Compress or expand files (UNIX)
Compress/uncompress files:
gzip [-cdfhLlNnqrtVv19] [-S suffix] [name...]
Uncompress only:
gunzip [-cfhLlNnqrtvV] [name...]
Cat compressed file:
zcat [-hLV] [name...]
The gzip utility reduces the size of the named files, using Lempel-Ziv coding (LZ77). Whenever possible, each file is replaced by one with the extension .gz, while keeping the same ownership modes, access and modification times. (The extension is -z for VMS, z for MSDOS, OS/2 and Atari.) If no files are specified, the standard input is compressed to the standard output. If the new file name is too long, gzip truncates it and keeps the original file name in the compressed file. The gzip utility attempts to compress only regular files.
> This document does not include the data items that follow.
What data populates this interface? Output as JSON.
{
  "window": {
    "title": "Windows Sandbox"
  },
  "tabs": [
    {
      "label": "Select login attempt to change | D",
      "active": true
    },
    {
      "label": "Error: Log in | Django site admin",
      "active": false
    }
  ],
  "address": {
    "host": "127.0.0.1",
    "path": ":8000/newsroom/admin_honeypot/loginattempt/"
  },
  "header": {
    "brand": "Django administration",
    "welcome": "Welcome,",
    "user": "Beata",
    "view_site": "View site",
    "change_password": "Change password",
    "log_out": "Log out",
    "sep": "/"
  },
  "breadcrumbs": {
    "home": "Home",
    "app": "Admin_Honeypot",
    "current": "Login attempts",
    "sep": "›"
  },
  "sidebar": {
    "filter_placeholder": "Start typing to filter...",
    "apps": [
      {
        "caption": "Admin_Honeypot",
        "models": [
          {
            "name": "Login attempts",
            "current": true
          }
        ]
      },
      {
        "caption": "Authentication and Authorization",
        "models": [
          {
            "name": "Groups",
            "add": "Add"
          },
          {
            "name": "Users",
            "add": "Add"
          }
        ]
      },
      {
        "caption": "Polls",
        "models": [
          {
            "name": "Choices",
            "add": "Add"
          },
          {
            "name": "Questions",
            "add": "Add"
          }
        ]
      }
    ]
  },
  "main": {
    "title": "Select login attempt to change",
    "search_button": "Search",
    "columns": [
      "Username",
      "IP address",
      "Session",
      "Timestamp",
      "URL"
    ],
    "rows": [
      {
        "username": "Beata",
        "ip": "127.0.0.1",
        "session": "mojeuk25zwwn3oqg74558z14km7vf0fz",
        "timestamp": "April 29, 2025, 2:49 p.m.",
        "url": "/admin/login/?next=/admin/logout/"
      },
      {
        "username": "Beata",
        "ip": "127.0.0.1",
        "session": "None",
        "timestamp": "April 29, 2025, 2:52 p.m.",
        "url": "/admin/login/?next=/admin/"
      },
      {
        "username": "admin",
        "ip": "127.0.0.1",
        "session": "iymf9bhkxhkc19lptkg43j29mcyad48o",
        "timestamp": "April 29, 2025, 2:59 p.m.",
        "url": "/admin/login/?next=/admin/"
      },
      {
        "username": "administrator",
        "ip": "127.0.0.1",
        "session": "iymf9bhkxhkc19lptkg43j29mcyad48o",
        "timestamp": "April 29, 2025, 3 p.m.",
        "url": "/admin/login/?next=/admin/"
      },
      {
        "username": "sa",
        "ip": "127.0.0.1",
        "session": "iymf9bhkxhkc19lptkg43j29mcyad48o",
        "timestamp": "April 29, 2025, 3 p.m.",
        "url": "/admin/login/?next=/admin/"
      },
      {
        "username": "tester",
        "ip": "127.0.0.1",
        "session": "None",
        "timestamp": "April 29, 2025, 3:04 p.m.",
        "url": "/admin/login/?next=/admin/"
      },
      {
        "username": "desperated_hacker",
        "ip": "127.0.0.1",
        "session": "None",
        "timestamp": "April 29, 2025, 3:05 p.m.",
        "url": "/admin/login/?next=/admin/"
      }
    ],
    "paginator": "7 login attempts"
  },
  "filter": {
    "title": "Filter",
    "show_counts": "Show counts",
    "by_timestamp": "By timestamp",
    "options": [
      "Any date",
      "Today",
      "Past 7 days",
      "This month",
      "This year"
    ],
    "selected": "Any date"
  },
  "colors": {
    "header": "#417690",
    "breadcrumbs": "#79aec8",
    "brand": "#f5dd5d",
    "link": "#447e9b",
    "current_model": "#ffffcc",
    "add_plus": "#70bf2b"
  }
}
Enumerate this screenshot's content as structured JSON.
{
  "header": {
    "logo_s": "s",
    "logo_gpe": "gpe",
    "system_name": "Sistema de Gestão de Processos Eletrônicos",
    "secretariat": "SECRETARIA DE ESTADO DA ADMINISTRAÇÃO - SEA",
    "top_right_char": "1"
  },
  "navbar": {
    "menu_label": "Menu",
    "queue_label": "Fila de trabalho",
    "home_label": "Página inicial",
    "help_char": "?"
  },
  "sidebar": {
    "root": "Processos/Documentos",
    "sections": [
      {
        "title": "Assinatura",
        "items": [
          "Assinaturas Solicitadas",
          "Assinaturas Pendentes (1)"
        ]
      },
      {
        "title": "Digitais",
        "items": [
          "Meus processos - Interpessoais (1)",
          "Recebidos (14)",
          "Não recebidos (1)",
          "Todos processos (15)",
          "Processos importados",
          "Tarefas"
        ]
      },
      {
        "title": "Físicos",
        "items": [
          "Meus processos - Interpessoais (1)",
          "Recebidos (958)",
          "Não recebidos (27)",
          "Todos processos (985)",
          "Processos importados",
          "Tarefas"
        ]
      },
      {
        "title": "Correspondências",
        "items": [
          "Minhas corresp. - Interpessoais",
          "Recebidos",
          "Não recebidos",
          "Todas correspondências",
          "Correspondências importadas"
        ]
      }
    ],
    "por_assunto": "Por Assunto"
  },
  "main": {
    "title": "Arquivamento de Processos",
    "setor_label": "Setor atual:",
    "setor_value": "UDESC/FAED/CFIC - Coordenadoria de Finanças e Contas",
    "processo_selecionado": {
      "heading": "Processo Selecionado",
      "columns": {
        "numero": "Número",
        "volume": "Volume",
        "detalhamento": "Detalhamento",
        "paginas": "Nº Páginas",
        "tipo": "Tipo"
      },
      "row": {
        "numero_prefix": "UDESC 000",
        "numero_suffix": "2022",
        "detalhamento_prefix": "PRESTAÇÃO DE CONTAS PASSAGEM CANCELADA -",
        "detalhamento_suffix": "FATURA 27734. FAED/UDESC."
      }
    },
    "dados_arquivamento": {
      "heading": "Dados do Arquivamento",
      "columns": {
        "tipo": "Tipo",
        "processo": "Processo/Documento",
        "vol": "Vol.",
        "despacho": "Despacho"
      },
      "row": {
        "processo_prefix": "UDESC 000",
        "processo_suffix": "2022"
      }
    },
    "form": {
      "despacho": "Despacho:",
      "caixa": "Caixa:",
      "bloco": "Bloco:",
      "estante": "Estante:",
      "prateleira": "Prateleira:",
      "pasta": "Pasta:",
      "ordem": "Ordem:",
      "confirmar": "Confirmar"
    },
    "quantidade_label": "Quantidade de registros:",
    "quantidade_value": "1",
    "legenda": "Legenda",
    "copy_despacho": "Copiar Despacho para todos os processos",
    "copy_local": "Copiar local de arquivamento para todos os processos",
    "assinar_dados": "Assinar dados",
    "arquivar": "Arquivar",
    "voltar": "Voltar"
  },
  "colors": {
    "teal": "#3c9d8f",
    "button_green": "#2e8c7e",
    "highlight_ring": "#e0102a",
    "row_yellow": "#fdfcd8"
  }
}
In particular, it ignores symbolic links.
You can use gzip -d, gunzip, or zcat to restore compressed files to their original form.
The gunzip utility takes a list of files on its command line and replaces each file whose name ends with .gz or .GZ or -z and which begins with the correct magic number with an uncompressed file without the original extension. This utility also recognizes the special extensions .tgz and .taz as shorthands for .tar.gz or .tar.GZ.
The gunzip utility can currently decompress files created by gzip, zip, compress or pack. The detection of the input format is automatic. When using the first two formats, gunzip checks a 32-bit CRC. For pack, gunzip checks the uncompressed length. The compress format wasn't designed to allow consistency checks. However gunzip is sometimes able to detect a bad .GZ file. If you get an error when uncompressing a .GZ file, don't assume that the .GZ file is correct just because the standard uncompress doesn't complain. This generally means that the standard uncompress doesn't check its input, and happily generates garbage output.
You can use gzip to uncompress files created by zip only if they have a single member compressed with the "deflation" method. This feature is intended only to help conversion of tar.zip files to the tar.gz format. To extract zip files with several members, obtain and use unzip instead of gunzip. (Note that unzip isn't shipped as part of QNX Neutrino.)
The zcat utility is identical to gunzip -c. (On some systems, zcat may be installed as gzcat to preserve the original link to compress.) The zcat utility uncompresses either a list of files on the command line or its standard input and writes the uncompressed data on standard output. It uncompresses files that have the correct magic number whether they have a .gz suffix or not.
The gzip utility uses the Lempel-Ziv algorithm used in zip and PKZIP. The amount of compression obtained depends on the size of the input and the distribution of common substrings. Typically, text such as source code or English is reduced by 60-70%. Compression is generally much better than that achieved by LZW (as used in compress), Huffman coding (as used in pack), or adaptive Huffman coding (compact).
Compression is always performed, even if the compressed file is slightly larger than the original. The worst case expansion is a few bytes for the gzip file header, plus 5 bytes every 32K block, or an expansion ratio of 0.015% for large files. The gzip utility preserves the mode, ownership and timestamps of files when compressing or decompressing.
You can concatenate multiple compressed files. In this case, gunzip extracts all members at once. For example:
gzip -c file1 > foo.gz gzip -c file2 >> foo.gz
Then:
gunzip -c foo
is equivalent to:
cat file1 file2
In case of damage to one member of a .gz file, other members can still be recovered (if the damaged member is removed). However, you can get better compression by compressing all members at once:
cat file1 file2 | gzip > foo.gz
compresses better than:
gzip -c file1 file2 > foo.gz
If you want to recompress concatenated files to get better compression, do:
zcat old.gz | gzip > new.gz
export GZIP="-8 -v"
GNU
The .gz extension is already also used by UNIX pack. You can link gzip to pcat to get transparent decompression for programs expecting .gz files to be in pack format.